Des systèmes de formation, de nouvelles professions et des assurances dédiées sont progressivement instaurés dans l’industrie cinématographique pour lutter contre le harcèlement et les violences à caractère sexuel sur les lieux de tournage.
L’émergence d’une parole libérée sur les violences sexistes et sexuelles dans la foulée du mouvement #MeToo a commencé à modifier certaines habitudes sur les plateaux de cinéma français. Ces changements se matérialisent par des formations anti-harcèlement obligatoires, la création de cellules d’écoute et parfois même le confinement « auto-imposé » d’un réalisateur sur son propre tournage.
Imaginez le pire des scénarios pour un producteur : un réalisateur accusé de viol par un membre de son équipe pendant le tournage. C’est précisément ce qui s’est produit l’été dernier pendant la réalisation du film Je le jure, dirigé par le réalisateur et acteur Samuel Theis, connu pour son rôle dans Anatomie d’une chute. Un technicien de plateau a accusé Theis d’avoir maintenu une relation sexuelle non consentie après une soirée festive. Theis, qui fait l’objet d’une plainte, dément ces allégations, affirmant que le rapport était « consenti ».
Le réalisateur mis à l’écart
Est-il possible de poursuivre un tournage dans de telles circonstances ? Une solution inédite a été mise en œuvre : un protocole strict de confinement pour le réalisateur, mis à l’écart de son équipe pour le reste du tournage, mais qui continue de superviser à distance. Il s’agit d’un compromis visant à garantir la continuation du travail de l’équipe, tout en respectant la présomption d’innocence et la parole de la victime présumée.
« Étant donné les circonstances et les réactions de certains, ce protocole était le moindre mal. Cependant, sa mise en place a été difficile pour le réalisateur qui s’est naturellement senti exclu de son propre tournage », a fait savoir Samuel Theis par l’intermédiaire de son avocate.

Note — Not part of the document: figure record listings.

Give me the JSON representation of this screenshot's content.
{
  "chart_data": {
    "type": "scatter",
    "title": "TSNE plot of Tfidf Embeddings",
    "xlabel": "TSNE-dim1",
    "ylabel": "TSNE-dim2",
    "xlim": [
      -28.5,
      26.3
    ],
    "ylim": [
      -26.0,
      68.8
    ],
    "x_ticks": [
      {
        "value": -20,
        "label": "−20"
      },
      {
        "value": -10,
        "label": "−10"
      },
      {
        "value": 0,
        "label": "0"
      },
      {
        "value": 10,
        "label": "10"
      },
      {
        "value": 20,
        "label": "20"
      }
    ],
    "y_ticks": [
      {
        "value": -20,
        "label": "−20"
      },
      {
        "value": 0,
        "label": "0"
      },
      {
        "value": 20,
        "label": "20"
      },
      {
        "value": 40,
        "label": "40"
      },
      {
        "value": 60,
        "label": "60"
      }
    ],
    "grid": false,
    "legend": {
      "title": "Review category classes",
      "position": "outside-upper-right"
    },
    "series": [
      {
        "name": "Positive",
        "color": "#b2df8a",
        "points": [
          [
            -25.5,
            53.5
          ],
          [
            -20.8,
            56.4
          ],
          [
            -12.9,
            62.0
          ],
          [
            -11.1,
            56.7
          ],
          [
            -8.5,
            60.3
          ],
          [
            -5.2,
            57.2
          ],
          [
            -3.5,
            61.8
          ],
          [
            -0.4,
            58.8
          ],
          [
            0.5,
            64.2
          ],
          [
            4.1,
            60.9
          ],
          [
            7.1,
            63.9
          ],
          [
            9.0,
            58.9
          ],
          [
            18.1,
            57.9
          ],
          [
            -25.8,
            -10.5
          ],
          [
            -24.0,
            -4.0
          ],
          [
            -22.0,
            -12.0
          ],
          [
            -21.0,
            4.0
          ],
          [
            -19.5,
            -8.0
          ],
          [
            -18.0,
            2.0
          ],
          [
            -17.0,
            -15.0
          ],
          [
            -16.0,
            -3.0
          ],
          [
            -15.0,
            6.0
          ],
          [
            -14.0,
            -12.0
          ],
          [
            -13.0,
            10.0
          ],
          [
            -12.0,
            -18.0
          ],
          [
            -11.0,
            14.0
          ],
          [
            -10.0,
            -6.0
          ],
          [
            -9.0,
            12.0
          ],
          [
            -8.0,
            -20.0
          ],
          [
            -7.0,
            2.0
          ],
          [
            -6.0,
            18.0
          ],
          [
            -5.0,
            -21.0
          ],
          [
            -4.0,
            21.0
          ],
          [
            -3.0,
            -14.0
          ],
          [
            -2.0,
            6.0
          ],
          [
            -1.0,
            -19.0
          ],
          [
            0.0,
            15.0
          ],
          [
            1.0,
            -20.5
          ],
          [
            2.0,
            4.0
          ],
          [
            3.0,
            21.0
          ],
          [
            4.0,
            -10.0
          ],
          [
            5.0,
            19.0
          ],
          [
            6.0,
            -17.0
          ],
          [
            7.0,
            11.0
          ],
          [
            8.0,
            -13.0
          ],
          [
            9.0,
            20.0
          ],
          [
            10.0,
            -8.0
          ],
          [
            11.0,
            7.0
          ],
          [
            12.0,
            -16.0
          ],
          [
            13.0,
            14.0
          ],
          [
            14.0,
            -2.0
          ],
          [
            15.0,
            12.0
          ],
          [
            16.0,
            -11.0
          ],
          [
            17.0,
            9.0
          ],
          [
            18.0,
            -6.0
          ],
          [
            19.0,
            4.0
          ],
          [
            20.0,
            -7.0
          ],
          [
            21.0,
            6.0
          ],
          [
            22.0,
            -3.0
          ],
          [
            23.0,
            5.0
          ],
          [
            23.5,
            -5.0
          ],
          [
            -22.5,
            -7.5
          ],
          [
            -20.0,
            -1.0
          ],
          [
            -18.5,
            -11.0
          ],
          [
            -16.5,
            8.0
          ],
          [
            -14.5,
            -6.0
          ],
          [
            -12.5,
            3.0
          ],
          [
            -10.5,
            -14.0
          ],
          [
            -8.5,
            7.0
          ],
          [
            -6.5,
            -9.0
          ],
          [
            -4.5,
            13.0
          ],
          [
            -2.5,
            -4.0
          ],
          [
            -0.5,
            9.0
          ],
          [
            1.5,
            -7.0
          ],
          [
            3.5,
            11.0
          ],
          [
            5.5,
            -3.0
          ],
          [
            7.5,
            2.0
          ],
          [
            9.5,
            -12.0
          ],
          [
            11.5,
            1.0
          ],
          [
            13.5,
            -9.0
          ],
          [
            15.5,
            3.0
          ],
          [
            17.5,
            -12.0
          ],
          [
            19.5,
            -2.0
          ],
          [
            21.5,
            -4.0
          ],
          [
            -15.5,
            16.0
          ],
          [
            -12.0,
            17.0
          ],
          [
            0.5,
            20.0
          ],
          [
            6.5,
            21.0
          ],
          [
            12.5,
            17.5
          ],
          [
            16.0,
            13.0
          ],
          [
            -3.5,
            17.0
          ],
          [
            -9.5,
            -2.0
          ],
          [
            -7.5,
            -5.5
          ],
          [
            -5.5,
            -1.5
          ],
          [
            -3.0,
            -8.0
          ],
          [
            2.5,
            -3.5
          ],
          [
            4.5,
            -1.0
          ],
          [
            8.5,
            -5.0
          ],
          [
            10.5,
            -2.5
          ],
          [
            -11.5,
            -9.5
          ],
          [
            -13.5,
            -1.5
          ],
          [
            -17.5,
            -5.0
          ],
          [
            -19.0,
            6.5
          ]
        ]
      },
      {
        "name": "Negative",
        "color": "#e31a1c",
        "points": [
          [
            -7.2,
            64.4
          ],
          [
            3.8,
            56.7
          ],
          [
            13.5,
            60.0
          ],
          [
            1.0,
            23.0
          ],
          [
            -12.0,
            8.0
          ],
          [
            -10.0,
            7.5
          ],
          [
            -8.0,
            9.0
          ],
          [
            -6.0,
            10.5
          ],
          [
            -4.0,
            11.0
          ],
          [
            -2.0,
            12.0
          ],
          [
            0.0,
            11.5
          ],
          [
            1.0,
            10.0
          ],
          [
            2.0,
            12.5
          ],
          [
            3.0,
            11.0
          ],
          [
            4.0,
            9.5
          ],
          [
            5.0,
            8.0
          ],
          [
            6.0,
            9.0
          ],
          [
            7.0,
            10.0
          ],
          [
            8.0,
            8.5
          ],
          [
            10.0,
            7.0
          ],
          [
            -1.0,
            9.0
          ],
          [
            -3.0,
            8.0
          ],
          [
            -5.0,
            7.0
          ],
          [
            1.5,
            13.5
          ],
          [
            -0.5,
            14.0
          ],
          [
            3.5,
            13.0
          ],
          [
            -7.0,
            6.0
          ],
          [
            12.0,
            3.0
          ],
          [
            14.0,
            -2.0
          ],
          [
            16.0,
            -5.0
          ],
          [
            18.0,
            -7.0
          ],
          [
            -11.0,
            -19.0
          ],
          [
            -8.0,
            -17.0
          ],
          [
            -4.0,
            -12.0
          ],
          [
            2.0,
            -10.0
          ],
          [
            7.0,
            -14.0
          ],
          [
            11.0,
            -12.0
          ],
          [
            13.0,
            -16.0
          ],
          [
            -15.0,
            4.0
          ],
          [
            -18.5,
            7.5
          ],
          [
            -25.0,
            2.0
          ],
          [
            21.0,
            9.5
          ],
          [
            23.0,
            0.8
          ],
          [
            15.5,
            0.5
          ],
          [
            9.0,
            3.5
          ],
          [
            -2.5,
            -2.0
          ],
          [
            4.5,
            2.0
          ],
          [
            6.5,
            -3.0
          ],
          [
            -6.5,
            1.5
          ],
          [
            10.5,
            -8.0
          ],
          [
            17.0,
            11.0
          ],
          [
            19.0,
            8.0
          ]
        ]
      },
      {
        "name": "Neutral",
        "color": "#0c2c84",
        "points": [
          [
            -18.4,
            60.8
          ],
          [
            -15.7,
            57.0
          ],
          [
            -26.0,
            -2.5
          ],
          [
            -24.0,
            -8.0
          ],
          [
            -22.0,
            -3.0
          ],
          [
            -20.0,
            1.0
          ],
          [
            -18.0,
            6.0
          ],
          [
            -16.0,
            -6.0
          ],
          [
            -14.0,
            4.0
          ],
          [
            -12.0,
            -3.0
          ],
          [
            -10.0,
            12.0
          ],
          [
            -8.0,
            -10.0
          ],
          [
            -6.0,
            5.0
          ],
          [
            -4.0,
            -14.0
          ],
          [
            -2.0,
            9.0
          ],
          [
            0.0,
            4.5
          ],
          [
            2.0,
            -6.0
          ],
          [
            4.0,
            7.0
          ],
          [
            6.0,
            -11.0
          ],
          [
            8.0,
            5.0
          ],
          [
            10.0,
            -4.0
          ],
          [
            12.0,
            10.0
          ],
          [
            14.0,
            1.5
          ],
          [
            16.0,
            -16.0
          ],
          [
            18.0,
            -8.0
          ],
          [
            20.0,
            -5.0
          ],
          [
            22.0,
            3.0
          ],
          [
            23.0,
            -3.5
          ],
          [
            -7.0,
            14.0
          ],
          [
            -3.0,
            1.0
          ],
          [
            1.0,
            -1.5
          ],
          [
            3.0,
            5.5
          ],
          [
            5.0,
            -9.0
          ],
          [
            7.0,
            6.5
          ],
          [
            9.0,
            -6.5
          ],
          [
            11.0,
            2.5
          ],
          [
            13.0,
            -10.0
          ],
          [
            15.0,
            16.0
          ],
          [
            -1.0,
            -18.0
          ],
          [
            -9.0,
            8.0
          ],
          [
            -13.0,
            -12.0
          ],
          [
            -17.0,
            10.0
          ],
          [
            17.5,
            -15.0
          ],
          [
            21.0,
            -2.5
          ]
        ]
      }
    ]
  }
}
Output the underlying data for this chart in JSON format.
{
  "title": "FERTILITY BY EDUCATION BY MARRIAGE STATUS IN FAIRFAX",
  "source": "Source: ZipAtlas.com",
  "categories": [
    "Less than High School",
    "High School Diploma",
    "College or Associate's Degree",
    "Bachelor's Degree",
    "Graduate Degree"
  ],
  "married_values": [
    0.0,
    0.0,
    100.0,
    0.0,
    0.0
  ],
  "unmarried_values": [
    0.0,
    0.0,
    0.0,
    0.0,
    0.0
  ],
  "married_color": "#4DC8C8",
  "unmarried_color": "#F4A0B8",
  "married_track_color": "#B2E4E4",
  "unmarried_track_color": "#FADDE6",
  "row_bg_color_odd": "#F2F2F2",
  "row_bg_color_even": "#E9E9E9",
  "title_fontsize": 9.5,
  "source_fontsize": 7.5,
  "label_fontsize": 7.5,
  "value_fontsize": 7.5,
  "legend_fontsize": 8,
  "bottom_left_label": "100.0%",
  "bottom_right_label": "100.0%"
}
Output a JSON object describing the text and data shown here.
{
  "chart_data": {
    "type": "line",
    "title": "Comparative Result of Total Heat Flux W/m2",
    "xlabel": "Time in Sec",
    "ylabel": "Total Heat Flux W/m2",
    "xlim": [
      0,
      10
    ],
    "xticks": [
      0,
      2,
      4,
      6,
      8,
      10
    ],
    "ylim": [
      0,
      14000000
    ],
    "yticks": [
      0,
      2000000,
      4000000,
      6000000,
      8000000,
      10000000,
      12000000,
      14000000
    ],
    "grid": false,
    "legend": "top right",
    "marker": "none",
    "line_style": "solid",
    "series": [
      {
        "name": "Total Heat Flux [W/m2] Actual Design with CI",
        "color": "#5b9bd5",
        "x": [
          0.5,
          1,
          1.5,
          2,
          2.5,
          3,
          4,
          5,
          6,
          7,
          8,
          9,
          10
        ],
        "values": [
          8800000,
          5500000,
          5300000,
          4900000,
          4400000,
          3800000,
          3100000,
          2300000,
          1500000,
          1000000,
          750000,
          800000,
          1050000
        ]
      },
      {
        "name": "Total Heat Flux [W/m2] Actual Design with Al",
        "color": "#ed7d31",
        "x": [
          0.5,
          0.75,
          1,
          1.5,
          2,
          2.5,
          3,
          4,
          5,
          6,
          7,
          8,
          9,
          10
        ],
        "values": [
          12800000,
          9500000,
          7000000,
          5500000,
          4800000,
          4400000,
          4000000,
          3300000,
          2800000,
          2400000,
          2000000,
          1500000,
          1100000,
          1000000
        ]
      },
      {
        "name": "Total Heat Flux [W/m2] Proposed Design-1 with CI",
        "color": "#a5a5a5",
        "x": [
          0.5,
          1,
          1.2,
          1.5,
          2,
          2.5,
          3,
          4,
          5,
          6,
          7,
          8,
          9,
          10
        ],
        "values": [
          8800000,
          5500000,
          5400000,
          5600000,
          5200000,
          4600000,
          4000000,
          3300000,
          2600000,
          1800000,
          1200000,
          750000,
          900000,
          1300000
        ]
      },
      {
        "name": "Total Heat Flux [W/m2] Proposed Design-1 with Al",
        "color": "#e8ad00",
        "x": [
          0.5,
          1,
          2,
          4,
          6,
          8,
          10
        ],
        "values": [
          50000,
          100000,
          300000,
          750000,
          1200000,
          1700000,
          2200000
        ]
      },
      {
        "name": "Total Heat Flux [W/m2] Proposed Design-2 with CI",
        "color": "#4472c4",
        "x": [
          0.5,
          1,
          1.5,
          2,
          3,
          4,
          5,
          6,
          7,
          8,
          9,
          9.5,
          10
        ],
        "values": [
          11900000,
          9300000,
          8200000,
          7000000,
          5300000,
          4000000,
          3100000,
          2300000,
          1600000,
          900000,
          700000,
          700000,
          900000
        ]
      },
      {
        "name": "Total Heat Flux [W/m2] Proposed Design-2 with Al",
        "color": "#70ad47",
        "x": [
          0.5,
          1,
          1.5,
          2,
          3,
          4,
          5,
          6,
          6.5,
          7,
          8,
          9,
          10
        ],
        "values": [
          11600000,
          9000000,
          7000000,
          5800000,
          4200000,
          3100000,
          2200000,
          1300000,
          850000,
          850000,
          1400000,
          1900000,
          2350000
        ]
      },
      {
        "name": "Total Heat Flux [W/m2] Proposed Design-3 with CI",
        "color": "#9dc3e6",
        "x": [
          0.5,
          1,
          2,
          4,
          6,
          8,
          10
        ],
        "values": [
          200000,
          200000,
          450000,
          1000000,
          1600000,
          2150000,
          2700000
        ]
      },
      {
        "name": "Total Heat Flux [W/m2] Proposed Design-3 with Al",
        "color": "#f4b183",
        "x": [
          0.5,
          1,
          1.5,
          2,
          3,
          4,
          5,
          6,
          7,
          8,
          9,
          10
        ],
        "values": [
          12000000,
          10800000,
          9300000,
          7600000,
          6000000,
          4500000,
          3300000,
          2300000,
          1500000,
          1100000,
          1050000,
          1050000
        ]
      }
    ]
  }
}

Ces évènements démontrent à quel point le sujet est sensible. « Il y a une prise de conscience de la part des professionnels et une libération de la parole », se réjouit une responsable en lien avec tous les acteurs du 7ème art. De plus, il y a une volonté croissante de ne pas nuire à l’image des films.
Le film Le Retour de Catherine Corsini sert d’exemple. Il s’est vu priver d’une partie de son financement public après qu’il a été découvert qu’une scène sexuellement explicite, simulée, impliquant une actrice mineure, n’a pas été déclarée correctement aux autorités.
Formation et prévention
« La seule façon de faire plier des producteurs est de frapper à leur porte-monnaie », argumente l’actrice Ariane Labed, l’une des initiatrices de l’Association des acteur.ices (Ada). « En travaillant davantage à l’étranger qu’en France, je suis choquée par le retard pris par le cinéma français, principalement dû à l’idée du réalisateur tout-puissant » sur son plateau, explique-t-elle.
Des changements sont en cours, sous l’impulsion du CNC et de l’Afdas, l’organisme de formation du secteur. Désormais obligatoires, les formations pour prévenir les violences vont concerner l’ensemble des équipes avant même le début du tournage dès le printemps.
Le déploiement d’une assurance spécifique, couvrant jusqu’à cinq jours d’interruption de tournage si les faits sont signalés au procureur, vise à empêcher les producteurs de négliger les cas de harcèlement.
Le collectif 50/50, très engagé sur la question, a salué ces progrès lors de ses assises en décembre. Cependant, il trouve que les choses avancent trop lentement, malgré l’obligation de désigner des « référents harcèlement ».
« Beaucoup de gens ne sont pas du tout sensibles à la question et ne s’en soucient pas vraiment. Je pense qu’il est toujours très difficile de s’exprimer, de faire part de son inconfort face à une situation » de harcèlement ou de violence, expliquait Clémentine Charlemaine, coprésidente de l’association, à l’AFP.
Perçus comme une « police des mœurs »
Influencés par l’industrie du cinéma américain, les « coordinateurs d’intimité », dont la mission est de superviser les scènes sexuelles lors des tournages, émergent timidement en France. Les séries Emily in Paris (Netflix) et Skam France (France TV), ainsi que le film Une zone à défendre (Amazon Prime) avec François Civil et Lyna Khoudri, ont fait appel à leurs services.
« Nous sommes souvent perçus comme la police des mœurs », regrette auprès de l’AFP Paloma Garcia Martens, l’une des rares coordinatrices d’intimité en activité en France, qui se voit plutôt comme un « secours mis en scène ».
Elle rencontre plusieurs obstacles dans son travail, parmi lesquels le rejet de l’intrusion dans la « relation sacrée » entre le réalisateur et l’acteur, la méfiance des producteurs, mais aussi celle des acteurs eux-mêmes, qui pensent parfois qu’ils doivent tout accepter pour réussir leur carrière.